The Hurt Locker “is the best overall film Kathryn Bigelow has ever made,” says HitFlix’s Drew McWeeny, “and it manages to fit neatly into the voice she’s already established as a filmmaker while hopefully also opening new doors for her as well. It’s basically about three volatile personalities put into some very tight quarters, and [then sent] into life-or-death situations over and over and over. And that’s pretty much it

“And I’m not being dismissive or reductive, either. I think the film works really well precisely because they don’t try to build up some phony narrative arc to hang the whole thing on. The film is very slice-of-life, very observational. And that’s precisely why it plays into Bigelow’s strengths. When you look at Point Break or, more directly, Strange Days, she’s very good at dropping the viewer right into the middle of an action sequence. Experiential action is hard to pull off, and I’m convinced that most of the shaky-cam stuff that gets released is someone’s attempt to do the same thing.

But The Hurt Locker delivers on a level that’s “about more than just handheld camerawork,” he says. “Instead, it’s about hooking the viewer in a way that synchs their pulse to the pulse of the scene, that causes real adrenaline spikes in the audience. Bigelow’s a strong enough filmmaker at this point that she exerts absolute control in sequence after sequence. And she never falls back on the standard devices of tension like a bomb counter-ticking down to zero or the red wire/green wire nonsense.

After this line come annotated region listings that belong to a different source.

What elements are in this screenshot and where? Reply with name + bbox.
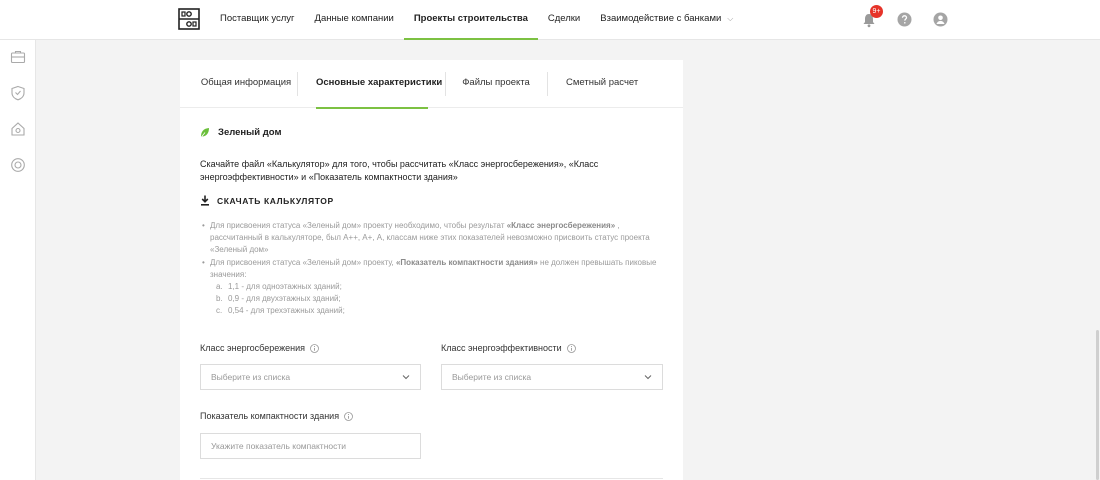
scrollbar-thumb[interactable] bbox=[1096, 330, 1099, 480]
download-calculator-button[interactable]: СКАЧАТЬ КАЛЬКУЛЯТОР bbox=[200, 195, 334, 206]
divider bbox=[200, 478, 663, 479]
energy-saving-label: Класс энергосбережения bbox=[200, 343, 319, 353]
domrf-logo[interactable] bbox=[178, 8, 200, 30]
user-icon[interactable] bbox=[933, 12, 948, 27]
tab-divider bbox=[547, 72, 548, 96]
tab-main-characteristics[interactable]: Основные характеристики bbox=[316, 60, 442, 109]
download-icon bbox=[201, 195, 209, 206]
list-item: a. 1,1 - для одноэтажных зданий; bbox=[216, 282, 342, 292]
shield-icon[interactable] bbox=[10, 85, 26, 101]
chevron-down-icon bbox=[402, 375, 410, 380]
list-item: c. 0,54 - для трехэтажных зданий; bbox=[216, 306, 345, 316]
nav-item-deals[interactable]: Сделки bbox=[538, 0, 590, 40]
house-icon[interactable] bbox=[10, 121, 26, 137]
tab-divider bbox=[297, 72, 298, 96]
info-icon[interactable] bbox=[310, 343, 319, 353]
info-icon[interactable] bbox=[344, 411, 353, 421]
project-card: Общая информация Основные характеристики… bbox=[180, 60, 683, 480]
tab-estimate[interactable]: Сметный расчет bbox=[566, 60, 638, 108]
section-title: Зеленый дом bbox=[200, 127, 282, 138]
tab-bar: Общая информация Основные характеристики… bbox=[180, 60, 683, 109]
briefcase-icon[interactable] bbox=[10, 49, 26, 65]
energy-efficiency-label: Класс энергоэффективности bbox=[441, 343, 576, 353]
help-icon[interactable] bbox=[897, 12, 912, 27]
list-item: b. 0,9 - для двухэтажных зданий; bbox=[216, 294, 341, 304]
chevron-down-icon bbox=[644, 375, 652, 380]
nav-item-bank-interaction[interactable]: Взаимодействие с банками ⌵ bbox=[590, 0, 743, 40]
coin-icon[interactable] bbox=[10, 157, 26, 173]
chevron-down-icon: ⌵ bbox=[727, 14, 734, 23]
energy-efficiency-select[interactable]: Выберите из списка bbox=[441, 364, 663, 390]
compactness-label: Показатель компактности здания bbox=[200, 411, 353, 421]
left-sidebar bbox=[0, 40, 36, 480]
tab-project-files[interactable]: Файлы проекта bbox=[462, 60, 530, 108]
requirements-notes: Для присвоения статуса «Зеленый дом» про… bbox=[202, 220, 662, 318]
info-icon[interactable] bbox=[566, 343, 576, 353]
notifications-badge: 9+ bbox=[870, 5, 883, 18]
compactness-input[interactable] bbox=[200, 433, 421, 459]
nav-item-company-data[interactable]: Данные компании bbox=[305, 0, 404, 40]
main-nav: Поставщик услуг Данные компании Проекты … bbox=[210, 0, 743, 40]
tab-general-info[interactable]: Общая информация bbox=[196, 60, 296, 108]
note-energy-saving: Для присвоения статуса «Зеленый дом» про… bbox=[202, 220, 662, 257]
tab-divider bbox=[445, 72, 446, 96]
note-compactness: Для присвоения статуса «Зеленый дом» про… bbox=[202, 257, 662, 318]
nav-item-construction-projects[interactable]: Проекты строительства bbox=[403, 0, 538, 40]
nav-item-service-provider[interactable]: Поставщик услуг bbox=[210, 0, 305, 40]
energy-saving-select[interactable]: Выберите из списка bbox=[200, 364, 421, 390]
top-navigation: Поставщик услуг Данные компании Проекты … bbox=[0, 0, 1100, 40]
leaf-icon bbox=[200, 128, 209, 138]
section-description: Скачайте файл «Калькулятор» для того, чт… bbox=[200, 159, 599, 182]
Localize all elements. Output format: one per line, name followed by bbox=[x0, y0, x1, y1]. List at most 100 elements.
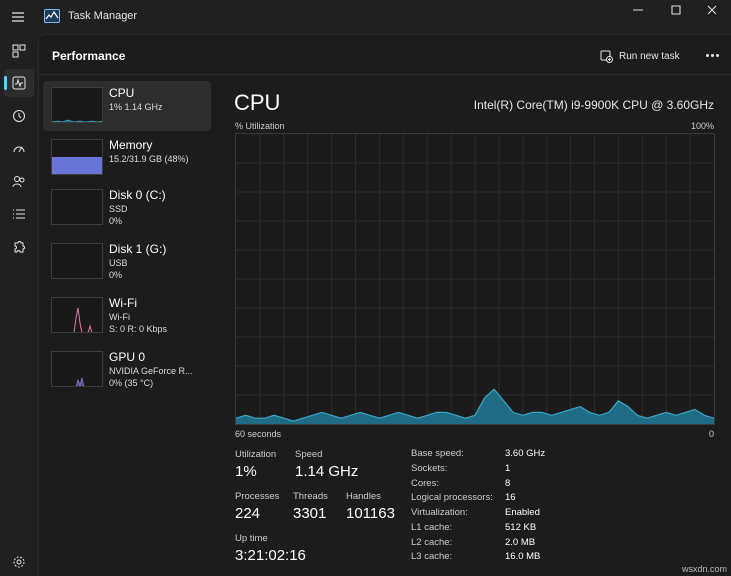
nav-users[interactable] bbox=[4, 167, 34, 195]
hamburger-menu-icon[interactable] bbox=[10, 9, 26, 25]
spec-label: Virtualization: bbox=[411, 507, 468, 518]
page-title: Performance bbox=[52, 49, 126, 63]
spec-value: 512 KB bbox=[505, 522, 537, 533]
device-usage: 0% bbox=[109, 270, 123, 280]
device-item-memory[interactable]: Memory 15.2/31.9 GB (48%) bbox=[43, 133, 211, 183]
device-throughput: S: 0 R: 0 Kbps bbox=[109, 324, 168, 334]
handles-value: 101163 bbox=[346, 505, 395, 522]
spec-value: 16 bbox=[505, 492, 516, 503]
device-detail: 15.2/31.9 GB (48%) bbox=[109, 154, 189, 164]
device-item-wifi[interactable]: Wi-Fi Wi-Fi S: 0 R: 0 Kbps bbox=[43, 291, 211, 341]
run-new-task-label: Run new task bbox=[619, 50, 680, 62]
cpu-thumbnail-graph bbox=[51, 87, 103, 123]
threads-label: Threads bbox=[293, 491, 328, 502]
cpu-utilization-graph bbox=[235, 133, 715, 425]
minimize-icon bbox=[633, 9, 643, 11]
spec-label: L1 cache: bbox=[411, 522, 453, 533]
maximize-icon bbox=[671, 5, 681, 15]
cpu-title: CPU bbox=[234, 90, 281, 115]
threads-value: 3301 bbox=[293, 505, 327, 522]
device-item-cpu[interactable]: CPU 1% 1.14 GHz bbox=[43, 81, 211, 131]
spec-label: Cores: bbox=[411, 478, 439, 489]
close-button[interactable] bbox=[692, 0, 731, 20]
nav-app-history[interactable] bbox=[4, 102, 34, 130]
history-icon bbox=[13, 110, 25, 122]
spec-value: 8 bbox=[505, 478, 511, 489]
device-name: Wi-Fi bbox=[109, 296, 137, 310]
processes-label: Processes bbox=[235, 491, 280, 502]
nav-services[interactable] bbox=[4, 233, 34, 261]
more-dots-icon bbox=[705, 53, 709, 57]
disk0-thumbnail-graph bbox=[51, 189, 103, 225]
maximize-button[interactable] bbox=[656, 0, 696, 20]
title-bar: Task Manager bbox=[0, 0, 731, 34]
graph-time-end-label: 0 bbox=[708, 429, 714, 439]
nav-details[interactable] bbox=[4, 200, 34, 228]
device-item-disk-0[interactable]: Disk 0 (C:) SSD 0% bbox=[43, 183, 211, 233]
device-detail: SSD bbox=[109, 204, 128, 214]
details-list-icon bbox=[13, 209, 25, 219]
utilization-max-label: 100% bbox=[690, 121, 714, 131]
speed-label: Speed bbox=[295, 449, 323, 460]
more-dot bbox=[710, 53, 714, 57]
performance-icon bbox=[12, 76, 26, 90]
device-name: Disk 0 (C:) bbox=[109, 188, 166, 202]
spec-label: L3 cache: bbox=[411, 551, 453, 562]
spec-value: 16.0 MB bbox=[505, 551, 541, 562]
run-new-task-button[interactable]: Run new task bbox=[600, 47, 680, 65]
graph-time-span-label: 60 seconds bbox=[235, 429, 282, 439]
handles-label: Handles bbox=[346, 491, 381, 502]
close-icon bbox=[707, 5, 717, 15]
navigation-rail bbox=[0, 34, 38, 576]
nav-settings[interactable] bbox=[4, 548, 34, 576]
device-item-gpu-0[interactable]: GPU 0 NVIDIA GeForce R... 0% (35 °C) bbox=[43, 345, 211, 395]
spec-value: 3.60 GHz bbox=[505, 448, 546, 459]
wifi-thumbnail-graph bbox=[51, 297, 103, 333]
device-detail: Wi-Fi bbox=[109, 312, 130, 322]
device-detail: 1% 1.14 GHz bbox=[109, 102, 163, 112]
device-detail: USB bbox=[109, 258, 128, 268]
task-manager-app-icon bbox=[44, 9, 60, 23]
nav-processes[interactable] bbox=[4, 37, 34, 65]
utilization-value: 1% bbox=[235, 463, 257, 480]
spec-label: Sockets: bbox=[411, 463, 448, 474]
minimize-button[interactable] bbox=[618, 0, 658, 20]
device-item-disk-1[interactable]: Disk 1 (G:) USB 0% bbox=[43, 237, 211, 287]
spec-label: Base speed: bbox=[411, 448, 464, 459]
page-header: Performance Run new task bbox=[39, 35, 731, 75]
disk1-thumbnail-graph bbox=[51, 243, 103, 279]
speed-value: 1.14 GHz bbox=[295, 463, 359, 480]
utilization-label: Utilization bbox=[235, 449, 277, 460]
spec-label: Logical processors: bbox=[411, 492, 493, 503]
cpu-graph-svg bbox=[236, 134, 714, 424]
more-options-button[interactable] bbox=[702, 47, 722, 63]
services-puzzle-icon bbox=[14, 241, 25, 253]
processes-icon bbox=[12, 44, 26, 58]
device-name: GPU 0 bbox=[109, 350, 146, 364]
device-name: Disk 1 (G:) bbox=[109, 242, 167, 256]
nav-startup-apps[interactable] bbox=[4, 135, 34, 163]
processes-value: 224 bbox=[235, 505, 261, 522]
spec-label: L2 cache: bbox=[411, 537, 453, 548]
device-usage: 0% (35 °C) bbox=[109, 378, 154, 388]
uptime-value: 3:21:02:16 bbox=[235, 547, 306, 564]
device-name: Memory bbox=[109, 138, 153, 152]
spec-value: 2.0 MB bbox=[505, 537, 536, 548]
cpu-model: Intel(R) Core(TM) i9-9900K CPU @ 3.60GHz bbox=[473, 98, 714, 112]
memory-thumbnail-graph bbox=[51, 139, 103, 175]
users-icon bbox=[12, 176, 25, 188]
gear-icon bbox=[13, 556, 25, 568]
gpu-thumbnail-graph bbox=[51, 351, 103, 387]
spec-value: Enabled bbox=[505, 507, 540, 518]
nav-performance[interactable] bbox=[4, 69, 34, 97]
startup-speedometer-icon bbox=[13, 146, 25, 153]
uptime-label: Up time bbox=[235, 533, 268, 544]
device-usage: 0% bbox=[109, 216, 123, 226]
utilization-axis-label: % Utilization bbox=[235, 121, 285, 131]
run-task-icon bbox=[600, 50, 613, 63]
more-dot bbox=[715, 53, 719, 57]
watermark: wsxdn.com bbox=[681, 564, 727, 574]
spec-value: 1 bbox=[505, 463, 511, 474]
content-area: Performance Run new task CPU 1% 1.14 GHz… bbox=[38, 34, 731, 576]
device-name: CPU bbox=[109, 86, 135, 100]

“These characters are professionals, great at what they do, and the tension comes from the fact that the bomb-makers are also pretty damn good at what they do. Each fresh challenge is a puzzle to be solved, and Jeremy Renner‘s Sgt. James thrives on the idea that he is the one person suited to do the work. And like any junkie, he has to push himself further and further to get the same high as the film progresses, to the point where he’s putting everyone else in harm’s way, and that escalation is what drives the film’s forward momentum.”